Talking to Someone Wearing a Headscarf: An Etiquette Guide
When you meet women who wear a headscarf and ask them to share their experiences, the similarities among them are striking. Regardless of their varied ages and cultural backgrounds, they have been subjected to the same abrupt questions and patronizing behaviour from others that is arguably an alien experience to the rest of society. Perhaps there is an etiquette guide circulating about, explaining to people exactly how this special individual- the Muslim woman they meet in their community, their workplace and at school ought to be treated. Such a guide must look something like this:
Speak loudly (that cloth must muffle her hearing after all) and make sure to enunciate your words as clearly as possible. Move your face close to hers if necessary. The poor thing likely doesn’t know very much English, and it is your duty to make sure she is at ease in what is surely a foreign country for her. Most importantly, do not simply smile, say hello and treat her with the same dignity as anyone else you encounter. You want to impress upon her your difference, not your similarity.

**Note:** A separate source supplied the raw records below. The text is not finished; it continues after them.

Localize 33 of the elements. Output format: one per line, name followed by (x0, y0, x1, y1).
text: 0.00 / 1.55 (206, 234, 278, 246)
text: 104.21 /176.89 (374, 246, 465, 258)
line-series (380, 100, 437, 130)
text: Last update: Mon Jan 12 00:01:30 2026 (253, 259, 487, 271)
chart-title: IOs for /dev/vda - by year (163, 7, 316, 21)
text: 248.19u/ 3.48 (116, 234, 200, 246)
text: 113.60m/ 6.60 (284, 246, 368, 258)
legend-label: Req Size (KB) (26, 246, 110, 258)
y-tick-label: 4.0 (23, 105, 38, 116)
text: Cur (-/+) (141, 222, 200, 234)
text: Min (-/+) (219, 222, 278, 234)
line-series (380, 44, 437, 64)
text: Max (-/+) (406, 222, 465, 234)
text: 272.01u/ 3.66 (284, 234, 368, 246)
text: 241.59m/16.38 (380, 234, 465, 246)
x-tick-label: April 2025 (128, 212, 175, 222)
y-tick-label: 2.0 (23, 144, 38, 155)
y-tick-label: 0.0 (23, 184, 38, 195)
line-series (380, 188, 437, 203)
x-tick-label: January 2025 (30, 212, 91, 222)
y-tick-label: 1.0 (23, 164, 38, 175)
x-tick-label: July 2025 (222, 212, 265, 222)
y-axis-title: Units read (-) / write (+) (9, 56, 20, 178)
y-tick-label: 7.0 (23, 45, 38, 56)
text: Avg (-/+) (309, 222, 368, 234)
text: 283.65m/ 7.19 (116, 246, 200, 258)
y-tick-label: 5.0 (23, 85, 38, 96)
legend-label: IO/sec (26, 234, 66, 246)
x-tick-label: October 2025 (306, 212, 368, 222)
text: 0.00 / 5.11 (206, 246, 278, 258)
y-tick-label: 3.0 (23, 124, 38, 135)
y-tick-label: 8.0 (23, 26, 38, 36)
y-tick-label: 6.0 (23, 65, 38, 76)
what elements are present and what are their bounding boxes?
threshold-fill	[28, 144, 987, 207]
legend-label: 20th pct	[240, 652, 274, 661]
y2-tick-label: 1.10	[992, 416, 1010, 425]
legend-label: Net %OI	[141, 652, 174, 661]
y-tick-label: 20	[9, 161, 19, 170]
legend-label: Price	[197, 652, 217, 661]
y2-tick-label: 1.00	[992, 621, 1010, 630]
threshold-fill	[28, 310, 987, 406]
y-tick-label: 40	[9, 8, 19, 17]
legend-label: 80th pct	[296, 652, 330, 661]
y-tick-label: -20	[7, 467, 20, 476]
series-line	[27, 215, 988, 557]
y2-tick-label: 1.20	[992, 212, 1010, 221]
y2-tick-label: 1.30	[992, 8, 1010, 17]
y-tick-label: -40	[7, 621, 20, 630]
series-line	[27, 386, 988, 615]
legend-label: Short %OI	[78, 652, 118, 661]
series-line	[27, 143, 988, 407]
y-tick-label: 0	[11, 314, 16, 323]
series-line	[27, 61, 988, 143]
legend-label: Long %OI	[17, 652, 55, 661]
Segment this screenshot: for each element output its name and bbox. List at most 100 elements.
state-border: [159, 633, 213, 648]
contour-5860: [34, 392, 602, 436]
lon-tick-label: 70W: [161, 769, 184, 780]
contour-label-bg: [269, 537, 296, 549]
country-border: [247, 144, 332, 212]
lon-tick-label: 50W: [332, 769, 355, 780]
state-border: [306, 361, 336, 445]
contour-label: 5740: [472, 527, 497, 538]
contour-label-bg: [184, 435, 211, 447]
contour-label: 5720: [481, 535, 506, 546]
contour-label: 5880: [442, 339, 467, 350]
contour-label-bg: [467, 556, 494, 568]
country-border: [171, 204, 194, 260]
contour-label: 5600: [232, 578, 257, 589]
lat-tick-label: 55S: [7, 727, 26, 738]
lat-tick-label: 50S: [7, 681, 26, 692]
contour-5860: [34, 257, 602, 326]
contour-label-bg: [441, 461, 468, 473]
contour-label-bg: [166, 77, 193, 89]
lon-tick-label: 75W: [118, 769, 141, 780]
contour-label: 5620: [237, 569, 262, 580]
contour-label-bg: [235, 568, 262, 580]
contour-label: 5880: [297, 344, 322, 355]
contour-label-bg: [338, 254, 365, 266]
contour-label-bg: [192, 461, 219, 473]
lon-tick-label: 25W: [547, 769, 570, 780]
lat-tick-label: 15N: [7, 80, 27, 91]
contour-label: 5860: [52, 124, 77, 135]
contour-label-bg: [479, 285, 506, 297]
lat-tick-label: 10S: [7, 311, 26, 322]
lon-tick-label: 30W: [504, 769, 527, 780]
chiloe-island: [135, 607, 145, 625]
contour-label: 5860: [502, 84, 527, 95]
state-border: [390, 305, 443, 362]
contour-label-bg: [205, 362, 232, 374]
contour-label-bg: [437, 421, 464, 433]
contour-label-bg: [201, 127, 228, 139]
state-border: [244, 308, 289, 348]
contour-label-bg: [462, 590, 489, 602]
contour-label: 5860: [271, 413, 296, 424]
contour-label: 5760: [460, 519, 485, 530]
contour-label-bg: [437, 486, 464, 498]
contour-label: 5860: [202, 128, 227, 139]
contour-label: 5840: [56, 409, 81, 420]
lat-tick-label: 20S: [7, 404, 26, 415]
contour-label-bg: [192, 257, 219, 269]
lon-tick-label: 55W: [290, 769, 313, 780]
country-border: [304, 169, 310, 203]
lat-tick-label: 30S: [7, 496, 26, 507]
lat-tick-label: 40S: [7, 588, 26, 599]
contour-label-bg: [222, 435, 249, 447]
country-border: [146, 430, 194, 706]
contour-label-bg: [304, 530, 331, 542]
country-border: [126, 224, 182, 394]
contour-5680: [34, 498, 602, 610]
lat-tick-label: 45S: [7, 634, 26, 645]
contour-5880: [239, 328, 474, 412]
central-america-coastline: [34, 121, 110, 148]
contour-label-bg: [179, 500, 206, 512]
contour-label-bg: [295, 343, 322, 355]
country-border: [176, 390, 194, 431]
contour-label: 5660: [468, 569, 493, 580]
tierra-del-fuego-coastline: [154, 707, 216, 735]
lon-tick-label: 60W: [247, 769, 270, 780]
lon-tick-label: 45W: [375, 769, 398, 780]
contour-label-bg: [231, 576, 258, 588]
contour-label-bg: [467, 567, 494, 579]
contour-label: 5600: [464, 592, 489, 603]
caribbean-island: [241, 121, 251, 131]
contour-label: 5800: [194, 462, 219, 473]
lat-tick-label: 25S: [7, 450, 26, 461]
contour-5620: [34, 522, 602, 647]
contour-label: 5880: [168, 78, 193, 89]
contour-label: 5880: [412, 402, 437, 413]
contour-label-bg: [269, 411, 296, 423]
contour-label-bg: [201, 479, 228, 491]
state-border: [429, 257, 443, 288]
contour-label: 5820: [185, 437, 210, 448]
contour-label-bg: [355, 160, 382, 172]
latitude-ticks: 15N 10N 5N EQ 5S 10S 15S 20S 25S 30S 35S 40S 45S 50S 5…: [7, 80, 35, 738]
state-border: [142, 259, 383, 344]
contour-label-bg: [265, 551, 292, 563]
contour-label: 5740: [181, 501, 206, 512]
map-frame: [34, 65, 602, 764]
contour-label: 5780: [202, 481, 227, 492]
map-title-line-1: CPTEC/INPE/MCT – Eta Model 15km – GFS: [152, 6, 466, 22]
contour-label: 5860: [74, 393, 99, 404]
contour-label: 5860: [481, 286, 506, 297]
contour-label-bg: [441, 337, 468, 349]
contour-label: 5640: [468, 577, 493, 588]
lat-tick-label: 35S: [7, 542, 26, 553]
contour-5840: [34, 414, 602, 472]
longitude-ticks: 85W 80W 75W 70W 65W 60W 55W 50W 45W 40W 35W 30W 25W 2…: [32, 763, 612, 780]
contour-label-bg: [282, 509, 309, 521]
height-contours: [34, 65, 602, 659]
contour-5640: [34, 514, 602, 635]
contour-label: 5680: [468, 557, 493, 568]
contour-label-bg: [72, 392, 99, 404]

Don’t be shy. Do ask if she wears ‘that thing’ in the shower, whether she has hair ‘under there’, and whether her family believes in higher education. In fact, feel free to approach all Muslim women you happen to stumble upon: whether that happens at the water cooler, during a random elevator encounter, or when they are sitting beside you on the bus. You have the authority and right to demand answers to whatever questions you please.
Determine what her nationality is. Do not be deterred when she mentions Canadian, because Canada is not really her home, and she ought not to evade your questions. If she says she was born here, go back as far as you need to in order to discover where she actually belongs. Ask when she moved, why her parents moved, and how often she visits ‘back home’.
Make sure you ask whether she was forced to wear the scarf. Don’t believe her if she says no, and make sure to tell her not to fear her older brother or the men in her family. If she mentions wearing the hijab is her own choice, do make sure you tell her she is still oppressed, even if she isn’t aware of it just yet. Offer to keep in touch if she ever needs support.